Avevano girato per la città nel più completo caos della
stagione alta, tra il caldo afoso che ascendeva tra le mattonelle lucide e levigate
e dall’asfalto, pullulante e trafficato.
Non era la prima volta che viaggiava con suo padre, ma era
da molto che non passava in rassegna così tanti bar e gelaterie. Dopotutto, il caldo della
capitale d’Italia era quasi africano in confronto al sole capriccioso delle
loro terre, verdeggianti e scalmanate. Roma era una vecchia città un tempo invincibile
e vittoriosa, e ora sembrava svendersi tra i souvenir del Colosseo o della lupa
capitolina tra i negozi. Dopo qualche giorno la pelle di suo padre bruciava d’un
rosso paonazzo, e quella di Integra, nonostante avesse ereditato dalla madre il
colorito leggermente mulatto delle indiane, non era da meno, anzi si era fatto
quasi aranciato.
Si comprarono due cappelli da una bancarella: suo padre uno
di paglia semplice con un cordino rosso, e lei uno celeste a falda larga,
intonato col suo vestito. Suo pare le disse che lo portava divinamente, e
Integra ci credette, anche se preferiva di gran lunga portare la tuta da
scherma.
La tappa del giorno era Città del Vaticano.

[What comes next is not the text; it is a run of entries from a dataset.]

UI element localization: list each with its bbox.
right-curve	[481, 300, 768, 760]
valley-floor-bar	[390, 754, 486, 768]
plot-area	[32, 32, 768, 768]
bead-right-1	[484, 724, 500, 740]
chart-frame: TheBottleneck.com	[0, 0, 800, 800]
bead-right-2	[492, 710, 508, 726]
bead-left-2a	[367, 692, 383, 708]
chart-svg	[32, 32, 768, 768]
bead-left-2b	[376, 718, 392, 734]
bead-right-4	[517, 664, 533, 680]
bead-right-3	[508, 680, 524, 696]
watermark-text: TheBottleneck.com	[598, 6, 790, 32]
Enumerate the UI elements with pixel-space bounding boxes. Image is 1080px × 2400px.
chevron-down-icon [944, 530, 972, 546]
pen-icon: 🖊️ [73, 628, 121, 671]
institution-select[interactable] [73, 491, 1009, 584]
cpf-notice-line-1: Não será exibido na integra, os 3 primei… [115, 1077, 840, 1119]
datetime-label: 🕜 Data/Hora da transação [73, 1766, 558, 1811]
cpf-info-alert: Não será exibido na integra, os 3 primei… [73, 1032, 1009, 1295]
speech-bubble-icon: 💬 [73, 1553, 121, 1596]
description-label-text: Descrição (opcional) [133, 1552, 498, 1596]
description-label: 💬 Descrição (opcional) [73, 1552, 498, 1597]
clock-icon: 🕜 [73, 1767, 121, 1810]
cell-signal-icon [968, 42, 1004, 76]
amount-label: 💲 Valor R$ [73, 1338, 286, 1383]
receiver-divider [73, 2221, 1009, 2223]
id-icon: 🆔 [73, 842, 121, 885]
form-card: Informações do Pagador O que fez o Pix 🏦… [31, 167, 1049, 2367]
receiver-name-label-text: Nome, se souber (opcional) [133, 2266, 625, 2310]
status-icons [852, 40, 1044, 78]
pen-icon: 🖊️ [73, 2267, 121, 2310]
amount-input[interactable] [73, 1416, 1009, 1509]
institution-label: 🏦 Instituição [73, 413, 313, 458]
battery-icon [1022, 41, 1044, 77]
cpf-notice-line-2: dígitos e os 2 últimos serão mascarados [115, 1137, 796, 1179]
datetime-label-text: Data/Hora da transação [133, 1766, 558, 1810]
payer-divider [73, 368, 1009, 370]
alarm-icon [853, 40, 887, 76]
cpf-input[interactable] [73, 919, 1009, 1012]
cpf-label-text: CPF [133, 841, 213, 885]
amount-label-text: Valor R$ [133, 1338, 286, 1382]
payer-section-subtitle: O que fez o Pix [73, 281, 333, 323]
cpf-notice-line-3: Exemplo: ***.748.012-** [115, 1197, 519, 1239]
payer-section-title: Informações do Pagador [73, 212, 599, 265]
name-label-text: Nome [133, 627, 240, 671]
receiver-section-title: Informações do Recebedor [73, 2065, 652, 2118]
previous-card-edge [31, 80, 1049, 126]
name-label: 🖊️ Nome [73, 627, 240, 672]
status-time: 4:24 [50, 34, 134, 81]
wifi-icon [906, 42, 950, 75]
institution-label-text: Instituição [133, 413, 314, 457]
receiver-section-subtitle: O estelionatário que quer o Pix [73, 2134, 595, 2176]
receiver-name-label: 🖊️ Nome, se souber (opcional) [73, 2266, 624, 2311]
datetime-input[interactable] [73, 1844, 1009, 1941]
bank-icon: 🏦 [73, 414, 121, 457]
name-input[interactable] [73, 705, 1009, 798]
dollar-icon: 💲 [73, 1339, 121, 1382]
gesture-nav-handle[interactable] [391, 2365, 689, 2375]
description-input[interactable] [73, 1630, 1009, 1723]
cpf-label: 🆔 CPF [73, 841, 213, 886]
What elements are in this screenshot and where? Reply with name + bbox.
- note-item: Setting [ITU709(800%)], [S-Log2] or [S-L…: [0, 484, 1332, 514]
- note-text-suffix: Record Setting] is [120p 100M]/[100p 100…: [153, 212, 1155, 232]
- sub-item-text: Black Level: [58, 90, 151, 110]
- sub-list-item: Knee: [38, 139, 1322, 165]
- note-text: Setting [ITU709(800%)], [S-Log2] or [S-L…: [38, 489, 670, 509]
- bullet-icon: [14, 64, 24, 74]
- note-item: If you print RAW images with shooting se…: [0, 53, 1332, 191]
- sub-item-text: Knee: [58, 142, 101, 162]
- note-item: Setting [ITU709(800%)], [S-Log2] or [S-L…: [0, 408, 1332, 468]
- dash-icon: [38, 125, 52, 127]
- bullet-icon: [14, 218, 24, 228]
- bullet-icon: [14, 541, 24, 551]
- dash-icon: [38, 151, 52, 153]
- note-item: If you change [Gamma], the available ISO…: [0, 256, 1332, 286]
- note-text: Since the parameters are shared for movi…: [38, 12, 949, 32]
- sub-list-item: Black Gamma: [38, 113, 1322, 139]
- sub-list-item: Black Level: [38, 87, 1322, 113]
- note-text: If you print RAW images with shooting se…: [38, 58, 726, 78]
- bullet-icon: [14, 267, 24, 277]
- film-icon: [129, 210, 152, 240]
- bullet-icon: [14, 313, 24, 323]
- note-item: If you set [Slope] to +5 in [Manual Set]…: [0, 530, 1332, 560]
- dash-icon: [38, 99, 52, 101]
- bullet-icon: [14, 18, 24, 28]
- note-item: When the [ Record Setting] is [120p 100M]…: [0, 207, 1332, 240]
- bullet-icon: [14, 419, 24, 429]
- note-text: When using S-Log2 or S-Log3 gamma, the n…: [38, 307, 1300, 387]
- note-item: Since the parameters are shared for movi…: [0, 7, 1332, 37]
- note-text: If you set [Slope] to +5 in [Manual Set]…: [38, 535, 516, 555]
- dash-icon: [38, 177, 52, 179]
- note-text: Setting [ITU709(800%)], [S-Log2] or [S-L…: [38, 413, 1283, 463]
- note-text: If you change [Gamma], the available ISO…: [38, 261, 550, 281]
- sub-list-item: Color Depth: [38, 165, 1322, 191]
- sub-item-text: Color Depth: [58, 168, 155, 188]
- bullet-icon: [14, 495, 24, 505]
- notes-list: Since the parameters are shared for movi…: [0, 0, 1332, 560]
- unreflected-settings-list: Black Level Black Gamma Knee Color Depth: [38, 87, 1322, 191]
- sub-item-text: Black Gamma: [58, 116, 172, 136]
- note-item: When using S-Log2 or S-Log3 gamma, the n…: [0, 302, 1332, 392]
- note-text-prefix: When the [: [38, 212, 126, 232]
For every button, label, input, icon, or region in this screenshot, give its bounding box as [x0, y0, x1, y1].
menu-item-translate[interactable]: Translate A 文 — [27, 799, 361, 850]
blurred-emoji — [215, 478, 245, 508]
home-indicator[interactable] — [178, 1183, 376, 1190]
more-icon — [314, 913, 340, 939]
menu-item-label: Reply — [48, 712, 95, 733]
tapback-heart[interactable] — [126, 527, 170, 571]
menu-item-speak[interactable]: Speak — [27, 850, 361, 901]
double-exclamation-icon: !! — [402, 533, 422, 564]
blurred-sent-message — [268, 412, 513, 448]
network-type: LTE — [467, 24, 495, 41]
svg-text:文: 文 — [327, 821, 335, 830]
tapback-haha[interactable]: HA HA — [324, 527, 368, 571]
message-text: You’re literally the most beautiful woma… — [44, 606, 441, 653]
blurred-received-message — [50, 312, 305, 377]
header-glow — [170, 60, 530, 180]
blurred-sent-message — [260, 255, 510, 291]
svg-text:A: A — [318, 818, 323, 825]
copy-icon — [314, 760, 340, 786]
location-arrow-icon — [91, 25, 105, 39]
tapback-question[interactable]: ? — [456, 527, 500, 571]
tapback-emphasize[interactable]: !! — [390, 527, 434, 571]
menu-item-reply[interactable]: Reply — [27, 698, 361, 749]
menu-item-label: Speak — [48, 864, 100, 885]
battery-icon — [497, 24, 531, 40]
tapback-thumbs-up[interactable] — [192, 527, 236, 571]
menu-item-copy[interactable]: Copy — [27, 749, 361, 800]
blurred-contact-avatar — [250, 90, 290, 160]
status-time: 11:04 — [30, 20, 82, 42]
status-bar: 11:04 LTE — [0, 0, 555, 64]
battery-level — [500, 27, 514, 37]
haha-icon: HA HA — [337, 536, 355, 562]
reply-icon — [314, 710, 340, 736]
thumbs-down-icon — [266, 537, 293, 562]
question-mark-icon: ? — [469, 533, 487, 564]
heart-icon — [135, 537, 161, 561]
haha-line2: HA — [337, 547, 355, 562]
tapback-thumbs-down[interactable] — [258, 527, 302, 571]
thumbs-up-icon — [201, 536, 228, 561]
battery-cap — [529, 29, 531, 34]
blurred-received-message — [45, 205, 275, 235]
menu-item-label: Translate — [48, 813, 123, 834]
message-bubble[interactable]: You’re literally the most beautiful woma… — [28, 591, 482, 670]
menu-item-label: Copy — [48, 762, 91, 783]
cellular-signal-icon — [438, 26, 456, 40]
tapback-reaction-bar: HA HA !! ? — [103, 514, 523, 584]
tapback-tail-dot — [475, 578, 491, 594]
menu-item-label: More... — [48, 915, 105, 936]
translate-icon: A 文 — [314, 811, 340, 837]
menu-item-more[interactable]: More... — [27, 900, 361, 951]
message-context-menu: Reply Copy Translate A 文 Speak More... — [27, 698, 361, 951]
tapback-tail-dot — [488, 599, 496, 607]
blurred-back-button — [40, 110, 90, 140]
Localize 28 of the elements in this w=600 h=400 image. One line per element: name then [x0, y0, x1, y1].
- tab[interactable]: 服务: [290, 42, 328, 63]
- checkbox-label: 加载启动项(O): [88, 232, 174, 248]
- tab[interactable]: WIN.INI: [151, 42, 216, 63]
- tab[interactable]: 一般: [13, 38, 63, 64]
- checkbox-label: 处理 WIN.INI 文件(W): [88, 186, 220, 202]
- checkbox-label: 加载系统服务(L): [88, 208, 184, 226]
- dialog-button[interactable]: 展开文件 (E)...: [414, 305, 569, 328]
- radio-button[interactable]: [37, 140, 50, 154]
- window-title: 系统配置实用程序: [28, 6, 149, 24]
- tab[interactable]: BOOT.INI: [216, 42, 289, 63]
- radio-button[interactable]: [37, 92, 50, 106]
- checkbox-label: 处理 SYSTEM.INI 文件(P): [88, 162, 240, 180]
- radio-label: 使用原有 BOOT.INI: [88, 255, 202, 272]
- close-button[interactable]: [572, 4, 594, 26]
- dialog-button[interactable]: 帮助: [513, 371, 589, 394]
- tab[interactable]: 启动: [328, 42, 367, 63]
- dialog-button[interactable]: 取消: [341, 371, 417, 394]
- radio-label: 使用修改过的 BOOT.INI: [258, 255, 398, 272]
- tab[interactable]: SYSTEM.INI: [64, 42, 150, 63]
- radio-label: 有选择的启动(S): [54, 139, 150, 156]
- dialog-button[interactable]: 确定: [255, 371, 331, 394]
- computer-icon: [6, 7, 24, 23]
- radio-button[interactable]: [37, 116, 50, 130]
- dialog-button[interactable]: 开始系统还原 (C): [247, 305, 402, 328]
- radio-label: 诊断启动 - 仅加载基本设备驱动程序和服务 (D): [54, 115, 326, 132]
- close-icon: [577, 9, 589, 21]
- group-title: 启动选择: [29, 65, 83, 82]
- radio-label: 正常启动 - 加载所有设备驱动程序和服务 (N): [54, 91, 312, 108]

Per quanto riguarda le altre destinazioni, avevano seguito
una cartina che si era fatta sgualcita e umidiccia a forza di adoperarla, ma in
questo caso non ne avevano avuto bisogno: gli italiani parlavano l’inglese poco
e male, ma in questo caso non era stato difficile seguire una serie di ragazze
filippine vestite da suore, incastrate nella bolgia di un autobus con bagagli e
tutto, capeggiate da una matrona occhialuta vestita di nero.
Più si avvicinavano alla Città, più le orde si facevano
numerose insieme a rosari, santini e souvenir che riempivano le bancherelle
insieme alle solite magliette e portachiavi.
Man mano che si avvicinavano, Integra poteva intravedere
sempre di più le colonne che abbracciavano la piazza, bianca e lucente sotto il
sole, dove serpeggiava una colonna di persone in attesa per entrare.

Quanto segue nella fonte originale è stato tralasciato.